Re: [PATCH v2] cxlflash: Base support for IBM CXL Flash Adapter

"Matthew R. Ochs" <mrochs@xxxxxxxxxxxxxxxxxx> · Sat, 30 May 2015 23:16:54 -0500

Brian,

Thanks for reviewing this patch. Responses are inline below.

-matt

On May 29, 2015, at 3:54 PM, Brian King wrote:

>> +/* Check for power of 2 at compile time */
>> +#define NOT_POW2(_x) ((_x) && ((_x) & ((_x) - 1)))
>> +#if NOT_POW2(CXLFLASH_NUM_CMDS)
>> +#error "CXLFLASH_NUM_CMDS is not a power of 2!"
>> +#endif
> 
> Can you use BUILD_BUG_ON_NOT_POWER_OF_2 in include/linux/bug.h for this instead?

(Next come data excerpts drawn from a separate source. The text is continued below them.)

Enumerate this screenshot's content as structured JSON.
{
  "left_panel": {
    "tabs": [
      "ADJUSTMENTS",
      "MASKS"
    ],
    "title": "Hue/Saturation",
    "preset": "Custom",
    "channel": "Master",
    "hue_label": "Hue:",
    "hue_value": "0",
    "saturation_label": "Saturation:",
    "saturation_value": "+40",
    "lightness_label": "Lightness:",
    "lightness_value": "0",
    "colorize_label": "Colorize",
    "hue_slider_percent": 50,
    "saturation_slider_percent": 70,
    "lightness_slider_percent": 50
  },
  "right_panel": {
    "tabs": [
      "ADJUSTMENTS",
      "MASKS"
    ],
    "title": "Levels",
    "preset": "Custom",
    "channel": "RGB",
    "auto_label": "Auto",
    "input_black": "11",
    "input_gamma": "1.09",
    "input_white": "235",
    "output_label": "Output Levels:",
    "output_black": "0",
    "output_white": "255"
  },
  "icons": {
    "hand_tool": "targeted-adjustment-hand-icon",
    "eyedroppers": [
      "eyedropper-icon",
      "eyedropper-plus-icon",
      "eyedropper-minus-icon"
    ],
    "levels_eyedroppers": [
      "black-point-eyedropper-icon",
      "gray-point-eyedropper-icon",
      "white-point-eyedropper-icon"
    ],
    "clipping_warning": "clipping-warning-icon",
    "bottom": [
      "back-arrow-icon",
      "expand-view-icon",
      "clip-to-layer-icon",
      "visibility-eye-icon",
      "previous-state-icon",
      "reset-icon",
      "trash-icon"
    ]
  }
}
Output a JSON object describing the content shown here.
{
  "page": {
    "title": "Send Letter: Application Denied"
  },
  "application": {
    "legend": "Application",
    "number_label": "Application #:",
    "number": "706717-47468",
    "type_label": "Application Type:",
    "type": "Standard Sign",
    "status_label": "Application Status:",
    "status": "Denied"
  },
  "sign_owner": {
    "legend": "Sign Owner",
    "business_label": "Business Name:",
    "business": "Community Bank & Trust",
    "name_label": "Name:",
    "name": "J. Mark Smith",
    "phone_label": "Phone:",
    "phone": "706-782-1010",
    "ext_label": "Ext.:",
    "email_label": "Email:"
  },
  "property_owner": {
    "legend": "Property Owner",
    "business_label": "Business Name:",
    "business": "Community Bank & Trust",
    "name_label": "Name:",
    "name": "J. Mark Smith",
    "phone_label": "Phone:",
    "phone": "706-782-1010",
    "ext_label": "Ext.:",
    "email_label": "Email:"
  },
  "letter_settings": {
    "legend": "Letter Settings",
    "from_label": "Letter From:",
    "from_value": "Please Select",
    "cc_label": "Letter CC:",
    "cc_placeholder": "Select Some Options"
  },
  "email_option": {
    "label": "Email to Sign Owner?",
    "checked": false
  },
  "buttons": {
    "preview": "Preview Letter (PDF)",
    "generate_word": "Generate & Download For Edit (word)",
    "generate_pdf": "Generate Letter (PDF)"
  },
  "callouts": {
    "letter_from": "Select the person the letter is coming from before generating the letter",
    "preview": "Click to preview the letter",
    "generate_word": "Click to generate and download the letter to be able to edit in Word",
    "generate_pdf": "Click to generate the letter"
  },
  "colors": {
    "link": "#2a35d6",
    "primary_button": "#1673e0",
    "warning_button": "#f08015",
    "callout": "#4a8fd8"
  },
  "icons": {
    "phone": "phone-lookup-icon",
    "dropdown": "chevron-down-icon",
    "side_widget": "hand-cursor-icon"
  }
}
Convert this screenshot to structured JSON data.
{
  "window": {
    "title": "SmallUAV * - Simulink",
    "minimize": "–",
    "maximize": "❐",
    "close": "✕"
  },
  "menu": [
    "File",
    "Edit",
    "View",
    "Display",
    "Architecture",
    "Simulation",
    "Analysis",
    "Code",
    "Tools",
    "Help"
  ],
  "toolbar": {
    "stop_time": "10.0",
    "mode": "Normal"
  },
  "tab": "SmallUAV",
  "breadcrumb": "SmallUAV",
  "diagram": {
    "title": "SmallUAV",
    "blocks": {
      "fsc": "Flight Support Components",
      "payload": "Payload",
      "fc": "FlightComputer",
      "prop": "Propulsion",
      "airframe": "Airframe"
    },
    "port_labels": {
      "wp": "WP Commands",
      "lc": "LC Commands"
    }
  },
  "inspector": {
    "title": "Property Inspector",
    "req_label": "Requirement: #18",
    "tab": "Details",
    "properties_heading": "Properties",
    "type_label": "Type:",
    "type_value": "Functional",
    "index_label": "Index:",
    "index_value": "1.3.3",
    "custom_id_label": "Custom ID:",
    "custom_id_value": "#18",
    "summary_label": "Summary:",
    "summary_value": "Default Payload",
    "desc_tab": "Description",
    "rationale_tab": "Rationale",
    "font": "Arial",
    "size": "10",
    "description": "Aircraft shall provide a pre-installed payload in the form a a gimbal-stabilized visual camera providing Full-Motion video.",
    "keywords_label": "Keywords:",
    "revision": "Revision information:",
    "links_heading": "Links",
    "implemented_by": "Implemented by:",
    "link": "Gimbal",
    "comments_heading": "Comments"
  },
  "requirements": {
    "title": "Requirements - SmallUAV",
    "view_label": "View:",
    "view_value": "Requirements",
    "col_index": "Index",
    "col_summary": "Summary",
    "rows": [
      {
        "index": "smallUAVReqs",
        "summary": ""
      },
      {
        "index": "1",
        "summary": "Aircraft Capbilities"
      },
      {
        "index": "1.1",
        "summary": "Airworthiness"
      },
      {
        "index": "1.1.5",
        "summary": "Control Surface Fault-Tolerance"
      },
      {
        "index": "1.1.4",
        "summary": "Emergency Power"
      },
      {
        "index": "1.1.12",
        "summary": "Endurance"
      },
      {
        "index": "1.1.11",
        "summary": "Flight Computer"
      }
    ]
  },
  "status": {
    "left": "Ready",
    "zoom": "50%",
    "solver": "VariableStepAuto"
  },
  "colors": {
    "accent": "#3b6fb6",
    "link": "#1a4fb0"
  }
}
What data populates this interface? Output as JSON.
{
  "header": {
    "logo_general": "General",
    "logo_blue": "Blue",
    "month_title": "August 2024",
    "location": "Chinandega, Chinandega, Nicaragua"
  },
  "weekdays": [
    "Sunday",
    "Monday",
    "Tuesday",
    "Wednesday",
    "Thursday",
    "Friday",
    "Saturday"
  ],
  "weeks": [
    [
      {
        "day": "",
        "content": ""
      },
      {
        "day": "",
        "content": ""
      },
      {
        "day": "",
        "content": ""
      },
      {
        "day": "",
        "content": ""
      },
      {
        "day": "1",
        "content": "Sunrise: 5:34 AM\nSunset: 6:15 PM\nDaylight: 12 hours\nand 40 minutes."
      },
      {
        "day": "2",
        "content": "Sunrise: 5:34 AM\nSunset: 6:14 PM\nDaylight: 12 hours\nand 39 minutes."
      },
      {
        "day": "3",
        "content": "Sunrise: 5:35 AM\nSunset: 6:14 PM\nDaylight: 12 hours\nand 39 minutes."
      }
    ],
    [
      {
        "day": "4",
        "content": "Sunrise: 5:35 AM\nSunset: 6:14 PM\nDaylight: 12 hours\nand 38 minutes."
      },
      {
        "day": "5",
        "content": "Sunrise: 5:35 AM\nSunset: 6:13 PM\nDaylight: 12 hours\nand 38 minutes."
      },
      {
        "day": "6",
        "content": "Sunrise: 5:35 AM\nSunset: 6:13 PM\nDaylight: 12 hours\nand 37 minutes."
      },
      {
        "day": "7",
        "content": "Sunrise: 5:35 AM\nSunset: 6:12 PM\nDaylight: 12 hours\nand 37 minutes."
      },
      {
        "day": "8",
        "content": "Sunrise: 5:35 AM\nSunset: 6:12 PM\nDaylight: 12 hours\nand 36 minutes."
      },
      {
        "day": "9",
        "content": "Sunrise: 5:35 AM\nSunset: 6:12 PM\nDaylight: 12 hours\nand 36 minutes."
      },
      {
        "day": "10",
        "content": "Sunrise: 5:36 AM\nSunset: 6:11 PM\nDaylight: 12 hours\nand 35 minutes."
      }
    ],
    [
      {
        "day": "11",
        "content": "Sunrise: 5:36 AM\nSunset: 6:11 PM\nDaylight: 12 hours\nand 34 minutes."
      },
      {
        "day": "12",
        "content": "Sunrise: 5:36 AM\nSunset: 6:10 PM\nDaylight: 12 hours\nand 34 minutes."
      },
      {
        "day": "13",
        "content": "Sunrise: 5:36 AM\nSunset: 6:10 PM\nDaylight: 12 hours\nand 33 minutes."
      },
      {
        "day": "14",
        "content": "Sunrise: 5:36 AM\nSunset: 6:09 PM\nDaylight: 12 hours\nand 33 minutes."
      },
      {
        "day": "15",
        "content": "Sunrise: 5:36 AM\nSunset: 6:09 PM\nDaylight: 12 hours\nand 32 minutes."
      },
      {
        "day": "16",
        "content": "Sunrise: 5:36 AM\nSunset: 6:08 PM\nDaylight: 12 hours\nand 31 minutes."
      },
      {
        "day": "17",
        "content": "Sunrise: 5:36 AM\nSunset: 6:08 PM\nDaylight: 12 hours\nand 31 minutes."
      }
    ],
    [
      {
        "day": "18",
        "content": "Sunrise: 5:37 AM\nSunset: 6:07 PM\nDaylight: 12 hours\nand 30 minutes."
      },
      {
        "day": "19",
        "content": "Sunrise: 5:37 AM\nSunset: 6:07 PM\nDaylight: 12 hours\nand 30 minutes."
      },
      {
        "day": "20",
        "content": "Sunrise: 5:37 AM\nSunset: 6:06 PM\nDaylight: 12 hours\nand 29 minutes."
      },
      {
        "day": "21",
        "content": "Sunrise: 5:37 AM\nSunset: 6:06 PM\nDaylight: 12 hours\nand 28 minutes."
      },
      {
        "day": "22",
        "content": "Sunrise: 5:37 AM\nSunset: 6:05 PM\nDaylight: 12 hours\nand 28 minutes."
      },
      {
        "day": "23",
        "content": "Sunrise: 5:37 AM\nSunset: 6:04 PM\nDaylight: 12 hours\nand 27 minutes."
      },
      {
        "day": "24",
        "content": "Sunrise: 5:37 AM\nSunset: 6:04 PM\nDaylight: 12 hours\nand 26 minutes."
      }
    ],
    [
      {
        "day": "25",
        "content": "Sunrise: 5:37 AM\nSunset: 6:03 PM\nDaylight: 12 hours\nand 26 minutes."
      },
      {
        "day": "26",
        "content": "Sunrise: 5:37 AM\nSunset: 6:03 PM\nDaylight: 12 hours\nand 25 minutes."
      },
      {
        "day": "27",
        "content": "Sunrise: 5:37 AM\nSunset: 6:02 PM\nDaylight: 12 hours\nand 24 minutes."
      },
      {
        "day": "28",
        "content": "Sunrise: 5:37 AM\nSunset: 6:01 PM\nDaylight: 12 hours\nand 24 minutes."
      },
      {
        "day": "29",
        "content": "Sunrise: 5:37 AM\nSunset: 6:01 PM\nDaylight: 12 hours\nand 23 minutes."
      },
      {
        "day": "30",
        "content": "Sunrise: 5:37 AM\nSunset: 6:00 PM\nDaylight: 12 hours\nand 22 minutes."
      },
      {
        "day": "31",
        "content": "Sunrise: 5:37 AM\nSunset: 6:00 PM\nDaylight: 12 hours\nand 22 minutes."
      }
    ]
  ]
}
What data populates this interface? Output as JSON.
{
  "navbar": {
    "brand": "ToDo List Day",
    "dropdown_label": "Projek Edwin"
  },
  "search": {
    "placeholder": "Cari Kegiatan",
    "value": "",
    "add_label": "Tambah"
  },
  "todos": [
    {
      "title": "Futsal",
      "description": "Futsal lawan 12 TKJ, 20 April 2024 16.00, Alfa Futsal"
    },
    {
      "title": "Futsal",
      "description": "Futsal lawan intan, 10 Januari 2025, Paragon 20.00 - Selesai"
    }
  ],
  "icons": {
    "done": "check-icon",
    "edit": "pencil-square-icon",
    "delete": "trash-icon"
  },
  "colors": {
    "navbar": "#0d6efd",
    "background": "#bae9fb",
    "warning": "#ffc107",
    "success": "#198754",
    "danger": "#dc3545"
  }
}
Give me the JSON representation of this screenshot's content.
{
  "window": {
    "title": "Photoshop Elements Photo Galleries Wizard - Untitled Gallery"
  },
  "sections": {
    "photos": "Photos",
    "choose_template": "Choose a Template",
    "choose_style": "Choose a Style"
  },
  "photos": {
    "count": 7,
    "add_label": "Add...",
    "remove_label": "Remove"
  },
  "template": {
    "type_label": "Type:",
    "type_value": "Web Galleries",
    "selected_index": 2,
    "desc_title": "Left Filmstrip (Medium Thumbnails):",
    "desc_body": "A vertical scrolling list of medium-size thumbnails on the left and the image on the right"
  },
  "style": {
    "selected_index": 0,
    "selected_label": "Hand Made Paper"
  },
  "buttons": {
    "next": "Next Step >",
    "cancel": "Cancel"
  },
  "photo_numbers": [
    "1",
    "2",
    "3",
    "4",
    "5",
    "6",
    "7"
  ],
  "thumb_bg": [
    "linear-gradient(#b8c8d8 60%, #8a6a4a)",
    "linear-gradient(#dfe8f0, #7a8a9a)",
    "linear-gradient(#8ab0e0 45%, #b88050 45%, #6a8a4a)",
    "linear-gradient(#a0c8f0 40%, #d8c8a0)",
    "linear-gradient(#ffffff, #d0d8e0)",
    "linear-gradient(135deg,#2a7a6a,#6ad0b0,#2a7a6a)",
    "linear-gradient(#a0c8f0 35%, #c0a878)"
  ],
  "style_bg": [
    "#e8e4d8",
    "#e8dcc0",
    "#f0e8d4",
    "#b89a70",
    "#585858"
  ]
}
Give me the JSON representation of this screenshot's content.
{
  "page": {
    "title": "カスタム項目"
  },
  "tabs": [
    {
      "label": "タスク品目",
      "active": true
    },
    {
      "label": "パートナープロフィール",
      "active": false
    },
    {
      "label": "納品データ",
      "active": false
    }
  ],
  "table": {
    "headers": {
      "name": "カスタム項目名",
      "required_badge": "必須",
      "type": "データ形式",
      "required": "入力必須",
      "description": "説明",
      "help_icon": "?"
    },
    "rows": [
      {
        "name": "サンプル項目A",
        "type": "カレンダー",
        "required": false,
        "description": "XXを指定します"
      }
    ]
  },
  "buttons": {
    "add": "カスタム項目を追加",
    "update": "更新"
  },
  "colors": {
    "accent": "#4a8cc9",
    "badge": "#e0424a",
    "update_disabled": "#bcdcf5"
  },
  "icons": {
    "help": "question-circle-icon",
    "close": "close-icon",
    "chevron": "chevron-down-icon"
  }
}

Was not aware of this define...sure.

>> +void cxlflash_cmd_checkin(struct afu_cmd *cmd)
>> +{
>> +	if (unlikely(atomic_inc_return(&cmd->free) != 1)) {
>> +		pr_err("%s: Freeing cmd (%d) that is not in use!\n",
>> +		       __func__, cmd->slot);
>> +		return;
>> +	}
> 
> Seems like its possible for another thread to grab the cmd at this point and
> start using it before the re-init below occurs, such that the following
> writes could happen when you don't want them to. If you re-init the command
> before setting the free bit you should be ok.
> 
>> +
>> +	cmd->special = 0;
>> +	cmd->internal = false;
>> +	cmd->sync = false;
>> +	cmd->rcb.timeout = 0;

Good catch. We'll move this up above the free bit statement.

>> +	if (ioasa->rc.scsi_rc) {
>> +		/* We have a SCSI status */
>> +		if (ioasa->rc.flags & SISL_RC_FLAGS_SENSE_VALID)
>> +			memcpy(scp->sense_buffer, ioasa->sense_data,
>> +			       SISL_SENSE_DATA_LEN);
>> +		scp->result = ioasa->rc.scsi_rc | (DID_ERROR << 16);
> 
> If there is valid sense data here you don't want to set DID_ERROR. By setting
> DID_ERROR here, scsi_decide_disposition won't use the sense data to determine
> what EH action to perform.
> 

Ok, will replace with DRIVER_BYTE(DRIVER_SENSE)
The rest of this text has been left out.